The total enrollment outlook for the fourth quarter is somewhat muted as some new starts were brought forward into the third quarter and due to management expectation of a lower persistence rate in the quarter. Despite witnessing positive new enrollment growth in the third quarter, management believes it will take a number of quarters before total enrollment growth turns positive.
For the fourth quarter of 2012, Capella expects operating margin to be in the range of 13.5% to 14.5%. The expected operating margin is down from 17.2% in the prior-year quarter due to revenue decline and higher investments in marketing, learner success strategy and increased bad debts.
Marketing and promotional expenses are expected to remain similar to prior-year quarter levels. General and administrative expenses are expected to increase slightly year-over-year primarily due to diversification-related expenses and increased bad debt.
We currently have a Neutral recommendation on Capella. The stock carries a Zacks #3 Rank (a short-term ‘Hold’ rating).
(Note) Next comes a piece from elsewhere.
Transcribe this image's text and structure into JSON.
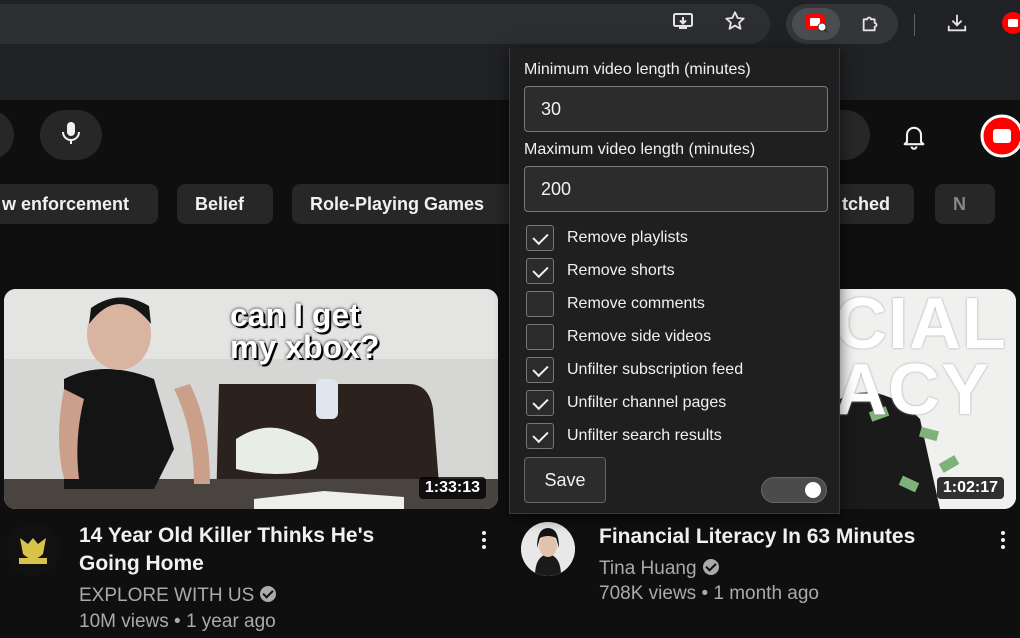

We are encouraged by the solid back-to-back quarterly results from Capella in the second and third quarters. We believe that Capella’s brand-driven marketing strategy as well as initiatives to improve learner success rates, despite hurting margins in the near term, bode well for the company’s long-term growth. Further, continuous innovation and efforts to update courses will boost enrollments. We believe that Capella is performing better than many larger peers like DeVry, Inc. (DV) and Apollo Group (APOL). However, the muted fourth quarter outlook concerns us. We would like to remain on the sidelines until we have greater confidence that the improvement in enrollment growth is sustainable.